Lexington Ballet is days away from debuting Fabric of Dance III, its
fall program that showcases different styles of dance, from classical
to avant garde; but the school took time from its rehearsal schedule
last week for a very different kind of dance instruction.
Jacques d'Amboise, the onetime principal dancer of the New York City
Ballet and founder of the National Dance Institute, taught the students
in a one-day workshop, which led to a performance this weekend. When I
interviewed him on Friday with another reporter, he had no music and no absolute choreography
in mind. He had a percussionist they'd found that morning, a beginning
and an ending.
His own beginning as a artist led him to a different kind of
understanding of dance and music. He began dancing as a child, and by
age 12, was performing with the group that would become the New York
City Ballet. He had only one year of high school, then left to pursue
dance full time. He worked with George Balanchine starting as a
teenager -- "At 16, Balanchine taught me how to have tea with the
Queen. Hold the saucer, pick up one lump of sugar, use a silver spoon,
make a half turn. The worst was to make sound. Always leave tea in the
cup." -- and was dancing in stage and film within a few years.
While d'Amboise enjoyed making films like Seven Brides of Seven Brothers and Carousel,
he thought Hollywood too undisciplined. If call was at 8 a.m., he'd be
there hours earlier to stretch up and warm. By 8 a.m., he'd be drenched
in sweat and still the only one on set. "The discipline of ballet is
extraordinary," he says. "It's not there in the movies. I'm so glad I
did all those movies, I would do them again, I would do them
differently, but I missed the discipline and commitment of the ballet."
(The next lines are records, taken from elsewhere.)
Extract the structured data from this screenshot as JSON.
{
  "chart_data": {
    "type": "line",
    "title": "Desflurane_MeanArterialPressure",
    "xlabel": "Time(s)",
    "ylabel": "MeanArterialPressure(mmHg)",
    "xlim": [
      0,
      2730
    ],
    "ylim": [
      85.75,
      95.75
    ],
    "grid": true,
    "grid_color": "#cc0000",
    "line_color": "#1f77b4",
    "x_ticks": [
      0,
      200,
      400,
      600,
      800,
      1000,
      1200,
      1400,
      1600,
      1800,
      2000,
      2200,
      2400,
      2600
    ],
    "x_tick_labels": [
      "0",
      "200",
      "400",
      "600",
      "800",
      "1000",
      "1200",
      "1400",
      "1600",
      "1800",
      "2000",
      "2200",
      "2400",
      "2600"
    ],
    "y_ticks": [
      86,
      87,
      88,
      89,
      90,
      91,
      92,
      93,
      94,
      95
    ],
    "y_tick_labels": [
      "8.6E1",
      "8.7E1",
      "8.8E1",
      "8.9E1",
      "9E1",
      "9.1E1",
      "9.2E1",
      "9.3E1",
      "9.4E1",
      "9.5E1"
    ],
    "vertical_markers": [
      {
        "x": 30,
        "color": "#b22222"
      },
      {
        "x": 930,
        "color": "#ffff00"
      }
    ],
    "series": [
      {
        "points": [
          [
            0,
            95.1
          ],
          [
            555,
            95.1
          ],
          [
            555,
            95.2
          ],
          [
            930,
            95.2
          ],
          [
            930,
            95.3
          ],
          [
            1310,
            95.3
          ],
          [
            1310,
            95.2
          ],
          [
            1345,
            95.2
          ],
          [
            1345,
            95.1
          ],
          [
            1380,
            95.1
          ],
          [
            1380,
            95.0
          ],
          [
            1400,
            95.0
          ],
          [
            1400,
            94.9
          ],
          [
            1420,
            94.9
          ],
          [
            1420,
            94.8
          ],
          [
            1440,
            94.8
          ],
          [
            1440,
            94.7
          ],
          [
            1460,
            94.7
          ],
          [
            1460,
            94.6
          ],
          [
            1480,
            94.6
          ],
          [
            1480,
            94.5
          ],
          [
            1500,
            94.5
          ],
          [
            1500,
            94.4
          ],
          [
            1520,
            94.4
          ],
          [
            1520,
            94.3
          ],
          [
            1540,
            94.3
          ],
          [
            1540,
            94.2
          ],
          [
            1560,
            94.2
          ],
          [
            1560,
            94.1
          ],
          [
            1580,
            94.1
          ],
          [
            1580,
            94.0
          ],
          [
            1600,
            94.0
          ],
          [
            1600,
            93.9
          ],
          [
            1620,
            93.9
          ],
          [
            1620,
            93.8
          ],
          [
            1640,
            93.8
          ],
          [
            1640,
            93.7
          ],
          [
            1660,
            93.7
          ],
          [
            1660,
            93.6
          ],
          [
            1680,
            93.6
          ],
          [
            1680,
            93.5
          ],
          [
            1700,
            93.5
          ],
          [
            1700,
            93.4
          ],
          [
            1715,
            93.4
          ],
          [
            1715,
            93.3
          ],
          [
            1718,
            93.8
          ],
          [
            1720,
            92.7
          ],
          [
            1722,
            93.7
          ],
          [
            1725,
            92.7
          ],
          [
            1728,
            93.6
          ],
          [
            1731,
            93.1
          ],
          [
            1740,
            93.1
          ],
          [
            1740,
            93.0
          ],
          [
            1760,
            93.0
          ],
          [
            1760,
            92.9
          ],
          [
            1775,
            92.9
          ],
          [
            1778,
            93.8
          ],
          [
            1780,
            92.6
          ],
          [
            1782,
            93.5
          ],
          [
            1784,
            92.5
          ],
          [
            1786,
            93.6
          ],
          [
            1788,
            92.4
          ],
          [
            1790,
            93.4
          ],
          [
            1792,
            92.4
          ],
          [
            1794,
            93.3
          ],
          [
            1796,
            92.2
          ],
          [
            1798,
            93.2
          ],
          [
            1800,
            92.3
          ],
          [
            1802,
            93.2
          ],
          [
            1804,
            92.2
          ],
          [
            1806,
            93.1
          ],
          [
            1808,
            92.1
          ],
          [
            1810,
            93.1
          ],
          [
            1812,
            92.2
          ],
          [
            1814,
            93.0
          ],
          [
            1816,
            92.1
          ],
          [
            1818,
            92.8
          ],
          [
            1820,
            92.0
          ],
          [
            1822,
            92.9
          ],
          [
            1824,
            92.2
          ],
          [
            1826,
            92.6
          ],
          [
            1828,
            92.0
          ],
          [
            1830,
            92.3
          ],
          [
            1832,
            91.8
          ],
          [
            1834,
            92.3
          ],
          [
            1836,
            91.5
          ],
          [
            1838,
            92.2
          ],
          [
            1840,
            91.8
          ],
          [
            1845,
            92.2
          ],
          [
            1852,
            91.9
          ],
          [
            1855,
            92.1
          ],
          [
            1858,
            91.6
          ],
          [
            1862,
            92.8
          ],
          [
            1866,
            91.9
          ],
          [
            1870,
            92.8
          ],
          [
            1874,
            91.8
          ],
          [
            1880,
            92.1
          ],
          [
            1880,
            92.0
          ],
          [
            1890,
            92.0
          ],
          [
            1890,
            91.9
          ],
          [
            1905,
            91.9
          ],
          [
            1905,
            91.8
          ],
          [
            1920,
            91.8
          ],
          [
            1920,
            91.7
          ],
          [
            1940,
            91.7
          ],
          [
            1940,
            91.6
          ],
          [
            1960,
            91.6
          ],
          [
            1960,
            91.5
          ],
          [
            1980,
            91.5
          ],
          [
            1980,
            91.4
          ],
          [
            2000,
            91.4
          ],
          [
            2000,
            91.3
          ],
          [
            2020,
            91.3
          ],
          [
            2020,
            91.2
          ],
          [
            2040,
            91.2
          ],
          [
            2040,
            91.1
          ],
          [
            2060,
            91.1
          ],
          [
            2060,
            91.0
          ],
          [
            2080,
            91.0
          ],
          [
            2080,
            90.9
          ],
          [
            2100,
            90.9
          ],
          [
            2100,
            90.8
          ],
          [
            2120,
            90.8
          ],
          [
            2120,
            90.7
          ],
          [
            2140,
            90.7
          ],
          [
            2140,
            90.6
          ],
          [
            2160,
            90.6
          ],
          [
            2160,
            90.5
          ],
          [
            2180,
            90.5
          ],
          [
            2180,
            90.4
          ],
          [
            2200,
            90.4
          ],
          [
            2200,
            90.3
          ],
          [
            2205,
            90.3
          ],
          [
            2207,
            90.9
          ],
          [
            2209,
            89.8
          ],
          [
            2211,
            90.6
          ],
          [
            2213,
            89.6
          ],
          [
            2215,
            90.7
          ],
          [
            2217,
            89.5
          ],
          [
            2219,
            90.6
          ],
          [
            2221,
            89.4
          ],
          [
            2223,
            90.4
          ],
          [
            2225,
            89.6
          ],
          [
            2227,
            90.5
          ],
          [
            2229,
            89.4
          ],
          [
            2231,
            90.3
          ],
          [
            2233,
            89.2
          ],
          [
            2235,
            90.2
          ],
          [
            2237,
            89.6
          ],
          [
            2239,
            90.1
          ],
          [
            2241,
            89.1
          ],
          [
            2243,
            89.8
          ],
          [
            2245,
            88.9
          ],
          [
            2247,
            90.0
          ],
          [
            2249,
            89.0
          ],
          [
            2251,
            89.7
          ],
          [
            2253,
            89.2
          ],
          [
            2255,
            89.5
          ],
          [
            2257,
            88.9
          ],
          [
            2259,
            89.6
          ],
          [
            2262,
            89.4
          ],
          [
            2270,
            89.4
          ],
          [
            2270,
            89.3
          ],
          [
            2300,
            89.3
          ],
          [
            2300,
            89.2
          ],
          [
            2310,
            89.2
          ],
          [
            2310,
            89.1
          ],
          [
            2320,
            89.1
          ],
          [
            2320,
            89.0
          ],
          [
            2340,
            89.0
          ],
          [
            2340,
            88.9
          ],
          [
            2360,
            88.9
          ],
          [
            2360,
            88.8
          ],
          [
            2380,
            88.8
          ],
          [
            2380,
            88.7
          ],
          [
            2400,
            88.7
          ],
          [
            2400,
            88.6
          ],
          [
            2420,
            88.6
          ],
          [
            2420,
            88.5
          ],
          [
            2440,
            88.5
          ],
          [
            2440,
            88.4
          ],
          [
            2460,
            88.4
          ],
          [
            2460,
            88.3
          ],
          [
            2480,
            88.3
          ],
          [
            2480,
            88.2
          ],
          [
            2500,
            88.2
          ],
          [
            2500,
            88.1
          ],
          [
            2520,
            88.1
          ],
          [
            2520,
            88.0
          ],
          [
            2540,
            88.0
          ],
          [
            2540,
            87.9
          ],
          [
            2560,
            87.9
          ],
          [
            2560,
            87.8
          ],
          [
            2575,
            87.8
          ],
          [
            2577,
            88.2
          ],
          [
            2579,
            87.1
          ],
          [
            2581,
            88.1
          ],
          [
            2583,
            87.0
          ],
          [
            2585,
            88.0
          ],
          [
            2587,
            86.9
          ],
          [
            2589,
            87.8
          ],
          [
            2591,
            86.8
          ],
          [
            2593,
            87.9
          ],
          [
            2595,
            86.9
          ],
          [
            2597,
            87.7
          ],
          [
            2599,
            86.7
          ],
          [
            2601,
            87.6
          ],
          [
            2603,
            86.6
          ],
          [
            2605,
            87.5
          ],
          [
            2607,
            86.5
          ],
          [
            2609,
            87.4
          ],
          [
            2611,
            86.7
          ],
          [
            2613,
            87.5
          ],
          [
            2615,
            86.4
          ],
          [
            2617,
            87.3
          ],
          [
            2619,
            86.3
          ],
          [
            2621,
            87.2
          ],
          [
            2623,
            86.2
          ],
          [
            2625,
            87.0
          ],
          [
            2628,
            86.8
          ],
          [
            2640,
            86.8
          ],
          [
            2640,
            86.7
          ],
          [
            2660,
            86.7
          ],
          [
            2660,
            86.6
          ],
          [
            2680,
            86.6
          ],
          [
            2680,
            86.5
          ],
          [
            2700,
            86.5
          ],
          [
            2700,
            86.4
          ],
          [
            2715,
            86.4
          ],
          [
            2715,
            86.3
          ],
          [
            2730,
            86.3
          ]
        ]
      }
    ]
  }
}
He began teaching dance while he continued to perform. Even without a
high school diploma, he has taught at several colleges and
universities. He continues to work with students, like those at the
Lexington Ballet, because he likes "working with children, whether 1 or
2 or 90. I like to find the child in everyone and engage that child's
imagination."
Art, he realizes now, is an expression of emotion, wonder and play. "If you stop to think of play, it's a form of preparing someone for life," he says. "Winning and losing, teamwork, independently trying to be better. It's an exercise in survival."